Use JSON to serialize AI chat messages

Context and Problem Statement

We need to choose the serialization and deserialization method for AI chat messages, as the chat history is persisted.

Decision Drivers

  • The API should be simple and easy to use
  • It should be easy to perform migrations
  • Preferably, use methods that are already used in JabRef

Considered Options

  • Use Java native serialization
  • Use JSON format
  • Use XML format
  • Use binary format
  • Use YAML
  • Use database
  • Use a custom format

Decision Outcome

Chosen option: “Use JSON format” with Jackson, because JSON is a simple and widely used format, and it is easy to use with Jackson.

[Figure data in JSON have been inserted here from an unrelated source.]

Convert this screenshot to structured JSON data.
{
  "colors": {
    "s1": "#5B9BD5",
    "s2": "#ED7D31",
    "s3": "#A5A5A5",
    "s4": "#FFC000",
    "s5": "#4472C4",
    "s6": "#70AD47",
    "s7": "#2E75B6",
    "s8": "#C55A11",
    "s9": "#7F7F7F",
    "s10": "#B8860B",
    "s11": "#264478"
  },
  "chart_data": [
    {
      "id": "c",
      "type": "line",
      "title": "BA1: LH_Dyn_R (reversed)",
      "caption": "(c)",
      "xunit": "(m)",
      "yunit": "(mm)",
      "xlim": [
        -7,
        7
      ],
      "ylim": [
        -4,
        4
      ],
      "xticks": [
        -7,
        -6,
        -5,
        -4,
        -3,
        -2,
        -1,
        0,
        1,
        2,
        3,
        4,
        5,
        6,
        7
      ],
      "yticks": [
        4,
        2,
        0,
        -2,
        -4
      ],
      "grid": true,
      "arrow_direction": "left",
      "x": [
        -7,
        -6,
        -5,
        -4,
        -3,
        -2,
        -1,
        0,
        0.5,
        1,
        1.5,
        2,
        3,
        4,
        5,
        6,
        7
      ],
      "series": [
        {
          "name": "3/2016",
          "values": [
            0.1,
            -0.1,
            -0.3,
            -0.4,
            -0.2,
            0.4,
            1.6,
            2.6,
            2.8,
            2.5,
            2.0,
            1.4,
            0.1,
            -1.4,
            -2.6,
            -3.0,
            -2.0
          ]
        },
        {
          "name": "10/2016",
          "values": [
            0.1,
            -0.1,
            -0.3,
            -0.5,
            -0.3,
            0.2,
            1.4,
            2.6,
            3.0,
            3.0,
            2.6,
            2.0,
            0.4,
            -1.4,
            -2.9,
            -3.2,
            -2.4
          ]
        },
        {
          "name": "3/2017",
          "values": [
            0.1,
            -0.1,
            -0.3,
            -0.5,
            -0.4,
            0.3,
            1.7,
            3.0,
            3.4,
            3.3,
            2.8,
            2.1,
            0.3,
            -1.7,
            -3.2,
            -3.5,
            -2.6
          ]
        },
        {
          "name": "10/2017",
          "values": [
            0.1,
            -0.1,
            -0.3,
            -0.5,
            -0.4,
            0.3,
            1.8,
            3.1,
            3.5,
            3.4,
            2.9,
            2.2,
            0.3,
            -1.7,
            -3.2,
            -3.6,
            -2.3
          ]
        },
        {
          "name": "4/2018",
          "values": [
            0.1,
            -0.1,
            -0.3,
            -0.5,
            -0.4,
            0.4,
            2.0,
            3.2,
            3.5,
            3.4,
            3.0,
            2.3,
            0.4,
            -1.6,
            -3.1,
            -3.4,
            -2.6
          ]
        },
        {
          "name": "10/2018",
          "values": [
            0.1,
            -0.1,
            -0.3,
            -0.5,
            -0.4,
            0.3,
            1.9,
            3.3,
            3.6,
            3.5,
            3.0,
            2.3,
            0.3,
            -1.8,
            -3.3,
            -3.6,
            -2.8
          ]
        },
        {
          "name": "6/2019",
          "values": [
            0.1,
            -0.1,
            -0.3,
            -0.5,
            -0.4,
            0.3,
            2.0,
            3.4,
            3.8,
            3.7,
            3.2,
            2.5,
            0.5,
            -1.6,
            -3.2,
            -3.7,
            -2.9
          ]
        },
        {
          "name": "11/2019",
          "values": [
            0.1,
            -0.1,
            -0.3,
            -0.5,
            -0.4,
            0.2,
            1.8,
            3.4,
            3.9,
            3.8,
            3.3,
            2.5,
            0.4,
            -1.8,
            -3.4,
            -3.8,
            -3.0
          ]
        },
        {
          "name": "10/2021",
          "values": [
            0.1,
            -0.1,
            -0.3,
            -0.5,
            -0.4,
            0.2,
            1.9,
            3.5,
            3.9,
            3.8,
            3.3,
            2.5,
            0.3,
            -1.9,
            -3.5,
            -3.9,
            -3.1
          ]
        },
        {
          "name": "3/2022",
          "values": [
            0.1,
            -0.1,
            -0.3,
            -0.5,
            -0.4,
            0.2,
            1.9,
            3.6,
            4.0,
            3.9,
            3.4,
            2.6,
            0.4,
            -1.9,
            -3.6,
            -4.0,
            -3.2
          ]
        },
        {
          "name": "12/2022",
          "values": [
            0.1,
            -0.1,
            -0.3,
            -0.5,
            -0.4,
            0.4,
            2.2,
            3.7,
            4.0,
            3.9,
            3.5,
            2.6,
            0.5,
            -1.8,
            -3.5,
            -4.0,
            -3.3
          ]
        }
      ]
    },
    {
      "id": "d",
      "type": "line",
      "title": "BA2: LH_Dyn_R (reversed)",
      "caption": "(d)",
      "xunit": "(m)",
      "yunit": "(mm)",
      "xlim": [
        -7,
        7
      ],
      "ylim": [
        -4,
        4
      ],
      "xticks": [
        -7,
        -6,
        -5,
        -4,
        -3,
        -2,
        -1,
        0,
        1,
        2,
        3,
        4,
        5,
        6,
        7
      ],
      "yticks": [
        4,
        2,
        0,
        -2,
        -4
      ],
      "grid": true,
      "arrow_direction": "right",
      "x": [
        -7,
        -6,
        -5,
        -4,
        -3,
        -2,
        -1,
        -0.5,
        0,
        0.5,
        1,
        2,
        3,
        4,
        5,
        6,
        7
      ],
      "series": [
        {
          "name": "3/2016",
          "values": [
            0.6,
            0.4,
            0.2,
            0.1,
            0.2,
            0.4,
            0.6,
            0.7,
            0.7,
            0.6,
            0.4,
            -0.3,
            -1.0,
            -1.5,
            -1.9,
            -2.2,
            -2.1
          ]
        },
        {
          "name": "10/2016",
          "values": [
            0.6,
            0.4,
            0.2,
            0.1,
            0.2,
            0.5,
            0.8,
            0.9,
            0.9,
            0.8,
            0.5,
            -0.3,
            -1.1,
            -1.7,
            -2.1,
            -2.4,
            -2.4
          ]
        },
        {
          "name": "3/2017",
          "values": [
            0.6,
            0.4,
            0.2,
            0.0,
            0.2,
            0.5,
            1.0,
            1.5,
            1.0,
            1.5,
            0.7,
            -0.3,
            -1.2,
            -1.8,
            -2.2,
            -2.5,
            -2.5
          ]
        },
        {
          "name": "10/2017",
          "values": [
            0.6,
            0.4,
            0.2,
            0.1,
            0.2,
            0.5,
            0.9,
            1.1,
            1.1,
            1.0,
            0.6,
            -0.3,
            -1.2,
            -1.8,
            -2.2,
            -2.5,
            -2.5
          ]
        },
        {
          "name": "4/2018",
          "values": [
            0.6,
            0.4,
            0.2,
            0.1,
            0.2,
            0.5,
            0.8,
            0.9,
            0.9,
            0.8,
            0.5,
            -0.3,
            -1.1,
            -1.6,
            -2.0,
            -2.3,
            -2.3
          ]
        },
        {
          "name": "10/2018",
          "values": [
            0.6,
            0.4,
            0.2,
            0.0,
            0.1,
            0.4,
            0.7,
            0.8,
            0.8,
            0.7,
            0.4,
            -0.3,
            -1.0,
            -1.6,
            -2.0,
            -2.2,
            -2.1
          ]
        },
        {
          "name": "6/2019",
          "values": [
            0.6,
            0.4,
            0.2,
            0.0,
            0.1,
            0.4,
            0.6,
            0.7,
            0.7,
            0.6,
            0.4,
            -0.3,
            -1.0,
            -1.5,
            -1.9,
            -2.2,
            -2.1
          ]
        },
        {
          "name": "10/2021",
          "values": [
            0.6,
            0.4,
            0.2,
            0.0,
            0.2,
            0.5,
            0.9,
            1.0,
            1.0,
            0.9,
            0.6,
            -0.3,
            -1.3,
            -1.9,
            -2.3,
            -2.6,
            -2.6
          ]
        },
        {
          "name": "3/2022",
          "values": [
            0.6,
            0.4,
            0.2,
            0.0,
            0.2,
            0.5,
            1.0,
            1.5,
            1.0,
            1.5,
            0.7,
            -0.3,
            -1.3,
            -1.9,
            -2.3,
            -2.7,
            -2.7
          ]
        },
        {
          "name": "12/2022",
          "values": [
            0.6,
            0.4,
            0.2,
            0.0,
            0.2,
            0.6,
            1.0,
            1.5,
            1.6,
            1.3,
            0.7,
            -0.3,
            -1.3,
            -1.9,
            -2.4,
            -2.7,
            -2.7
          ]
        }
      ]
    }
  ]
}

Jackson is already used in JabRef, and it supports polymorphic types.

However, if a database is integrated to AI features, then preferably a database will be used.

Pros and Cons of the Options

Use Java native serialization

  • Good, because it is simple and already builtin to Java
  • Bad, because it is not easily extensible
  • Bad, because it is not easily migratable

Use JSON format

  • Good, because it is widely used
  • Good, because it is easy to use with Jackson
  • Good, because it is easy to migrate via a custom script/function
  • Good, because it is already used in JabRef
  • Bad, because JSON is a dynamic format
  • Bad, because JSON does not utilize the space as effectively as binary formats

Use XML format

  • Good, because it has a well-defined structure
  • Good, because it is easily migratable via a custom script/function
  • Good, because there are some builtin libraries for XML in Java
  • Bad, because it is old-fashioned
  • Bad, because XML does not utilize the space as effectively as binary formats

Use binary format

  • Good, because it is highly efficient
  • Neutral, because it is not easily readable
  • Bad, because it is not easily migratable

Use YAML

  • Good, because it is widely used
  • Good, because it is easy to migrate via a custom script/function
  • Good, because it is already used in JabRef
  • Bad, because YAML is a dynamic format
  • Bad, because YAML does not utilize the space as effectively as binary formats

Use database

  • Good, because it is structured
  • Good, because it is highly efficient
  • Good, because it is (highly probably) used for other purposes as well
  • Good, because it is easy to migrate
  • Bad, because it is available only through a database (a custom export feature should be implemented into some other format)
  • Bad, because it required running or connecting to a database

Use a custom format

  • Good, because we are in full control of the data
  • Bad, because it requires a lot of effort to implement

More information

It is hard to decide between JSON and YAML, as they both suffit well. But because JSON is more used generally, more used in AI applications, it was chosen.

Previously, Java native serialization was used, but it caused too many problems. It was a mistake that happened because of time constraints.